4. The method as recited in claim 3, wherein the flow stop is one of a flow plug coupled to the inner conduit or an endcap at the upper end of the inner conduit.
5. The method as recited in claim 4, wherein the flow plug is positioned within the upper end of the inner conduit.
6. The method as recited in claim 5, wherein the flow plug has a shoulder portion and the inner conduit abuts against the shoulder portion of the flow plug.
7. The method as recited in claim 3, wherein the slots comprise at least one set of two slots radially spaced at 180 degrees apart about the longitudinal axis.
8. The method as recited in claim 7, wherein at least two sets of slots are axially spaced along the longitudinal axis.
9. The method as recited in claim 1, wherein at least one seal is disposed around the inner conduit adjacent the lower end of the inner conduit.
10. The method as recited in claim 1, wherein the flow stop and the single piece inner conduit have a unitary construction.
11. A downhole assembly for particulate fallback prevention, comprising:
an electrical submersible pump (ESP) assembly; and
a downhole tool comprising:
a generally tubular housing defining an upper opening, a lower opening, and a passage therebetween;
a generally tubular single-piece inner conduit coaxially positioned within the housing to form an annulus in the housing, the inner conduit having an upper end and a lower end and defining an inner flow path therebetween, the inner conduit having a plurality of closed-ended slots therein that allow fluid to flow between the inner flow path and the annulus;
a generally tubular ESP coupling without a check valve device, wherein the housing is mechanically coupled to the ESP coupling, wherein the inner conduit is sealingly coupled to the ESP coupling, wherein the inner flow path of the inner conduit extends through the ESP coupling, and wherein the fluid flow through the inner flow path through the ESP coupling and the inner conduit is unobstructed by a check valve device;
wherein the ESP coupling is i) coupled to or ii) located uphole to the ESP assembly, and wherein a check valve device is not located between the ESP coupling and the ESP assembly; and
wherein a flow stop terminates the inner conduit at the upper end thereof, the flow stop configured to plug or cap the upper end of the inner conduit to force fluid to flow through the plurality of slots;
wherein a check valve device is not located below the ESP assembly.
12. The downhole assembly as recited in claim 11, further comprising a generally tubular outer conduit coaxially positioned within the housing such that the annulus in the housing is formed between the outer conduit and the inner conduit.
13. The downhole assembly as recited in claim 11, wherein one or more slots in the plurality of slots are lateral slots, diagonal slots, V-shaped slots, or arcuate slots.

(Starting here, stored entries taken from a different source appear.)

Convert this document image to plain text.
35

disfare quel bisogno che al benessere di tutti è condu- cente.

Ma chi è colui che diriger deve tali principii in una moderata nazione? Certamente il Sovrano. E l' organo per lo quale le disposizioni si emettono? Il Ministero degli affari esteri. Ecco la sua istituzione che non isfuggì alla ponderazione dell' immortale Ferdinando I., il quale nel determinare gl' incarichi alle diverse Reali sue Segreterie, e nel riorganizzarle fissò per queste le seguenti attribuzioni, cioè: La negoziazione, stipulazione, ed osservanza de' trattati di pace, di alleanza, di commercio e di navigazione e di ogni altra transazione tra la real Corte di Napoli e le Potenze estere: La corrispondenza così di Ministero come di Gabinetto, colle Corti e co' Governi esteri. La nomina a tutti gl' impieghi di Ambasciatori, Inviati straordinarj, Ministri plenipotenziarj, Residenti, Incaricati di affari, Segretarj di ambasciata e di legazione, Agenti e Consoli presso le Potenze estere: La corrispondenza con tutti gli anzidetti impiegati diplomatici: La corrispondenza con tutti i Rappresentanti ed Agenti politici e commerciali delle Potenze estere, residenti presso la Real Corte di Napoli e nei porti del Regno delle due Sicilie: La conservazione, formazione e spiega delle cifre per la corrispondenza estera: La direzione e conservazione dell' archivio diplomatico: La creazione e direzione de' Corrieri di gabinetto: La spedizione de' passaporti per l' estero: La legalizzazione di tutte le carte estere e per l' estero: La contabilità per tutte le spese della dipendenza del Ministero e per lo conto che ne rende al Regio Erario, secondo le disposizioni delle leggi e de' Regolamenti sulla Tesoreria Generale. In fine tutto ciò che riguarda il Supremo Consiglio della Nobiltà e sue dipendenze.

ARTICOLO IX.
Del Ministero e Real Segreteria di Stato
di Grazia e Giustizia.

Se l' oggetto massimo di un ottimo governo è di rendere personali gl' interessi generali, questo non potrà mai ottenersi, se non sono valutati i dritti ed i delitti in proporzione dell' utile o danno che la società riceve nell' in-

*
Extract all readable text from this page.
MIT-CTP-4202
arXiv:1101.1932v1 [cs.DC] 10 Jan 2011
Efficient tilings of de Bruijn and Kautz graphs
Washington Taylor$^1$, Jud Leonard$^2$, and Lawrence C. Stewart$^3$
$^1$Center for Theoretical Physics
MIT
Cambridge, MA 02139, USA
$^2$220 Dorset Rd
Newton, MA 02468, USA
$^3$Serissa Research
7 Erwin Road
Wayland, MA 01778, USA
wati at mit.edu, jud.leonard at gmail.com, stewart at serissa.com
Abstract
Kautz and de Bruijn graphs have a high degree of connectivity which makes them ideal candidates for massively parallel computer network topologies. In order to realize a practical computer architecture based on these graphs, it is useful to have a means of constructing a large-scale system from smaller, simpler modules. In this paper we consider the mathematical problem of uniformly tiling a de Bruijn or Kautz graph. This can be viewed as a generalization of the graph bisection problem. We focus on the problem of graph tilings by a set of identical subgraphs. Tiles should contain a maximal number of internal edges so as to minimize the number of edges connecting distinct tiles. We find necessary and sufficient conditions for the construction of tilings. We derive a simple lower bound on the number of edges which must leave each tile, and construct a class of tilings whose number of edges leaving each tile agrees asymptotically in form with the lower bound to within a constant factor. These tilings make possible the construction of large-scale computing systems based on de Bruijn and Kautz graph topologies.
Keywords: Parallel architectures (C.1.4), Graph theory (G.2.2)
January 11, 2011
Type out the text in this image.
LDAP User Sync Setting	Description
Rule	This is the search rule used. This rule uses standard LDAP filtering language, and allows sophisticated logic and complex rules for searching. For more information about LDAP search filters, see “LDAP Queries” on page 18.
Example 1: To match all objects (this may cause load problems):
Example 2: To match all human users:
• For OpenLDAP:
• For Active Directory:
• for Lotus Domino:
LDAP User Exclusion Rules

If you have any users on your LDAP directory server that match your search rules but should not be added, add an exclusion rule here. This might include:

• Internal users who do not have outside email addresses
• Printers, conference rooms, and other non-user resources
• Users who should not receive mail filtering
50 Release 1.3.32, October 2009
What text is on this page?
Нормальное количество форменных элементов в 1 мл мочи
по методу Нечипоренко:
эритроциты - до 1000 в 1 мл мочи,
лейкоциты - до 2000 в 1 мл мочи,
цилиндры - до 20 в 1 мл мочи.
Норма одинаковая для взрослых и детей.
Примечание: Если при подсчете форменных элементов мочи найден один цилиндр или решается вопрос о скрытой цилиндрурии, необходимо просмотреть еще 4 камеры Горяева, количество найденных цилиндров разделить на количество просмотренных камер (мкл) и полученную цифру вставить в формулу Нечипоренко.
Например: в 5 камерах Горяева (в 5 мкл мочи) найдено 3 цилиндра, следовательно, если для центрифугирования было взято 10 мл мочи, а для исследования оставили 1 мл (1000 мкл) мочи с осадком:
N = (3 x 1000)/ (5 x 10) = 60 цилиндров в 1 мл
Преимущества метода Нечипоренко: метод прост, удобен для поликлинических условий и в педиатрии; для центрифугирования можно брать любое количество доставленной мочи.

14. The downhole assembly as recited in claim 13, wherein the slots comprise at least one set of two slots radially spaced at 180 degrees apart about the longitudinal axis.
15. The downhole assembly as recited in claim 14, wherein at least two sets of slots are axially spaced along the longitudinal axis.
16. The downhole assembly as recited in claim 11, wherein the flow stop is one of a flow plug protruding from the tool coupling and coupled to the inner conduit or an endcap at the upper end of the inner conduit.
17. The downhole assembly as recited in claim 16, wherein the flow plug is positioned within the upper end of the inner conduit.
18. The downhole assembly as recited in claim 17, wherein the flow plug has a shoulder portion and the inner conduit abuts against the shoulder portion of the flow plug.
19. The downhole assembly as recited in claim 11, further comprising at least one seal around the inner conduit adjacent the lower end of the inner conduit.
20. The downhole assembly as recited in claim 11, wherein the flow stop and the single piece inner conduit have a unitary construction.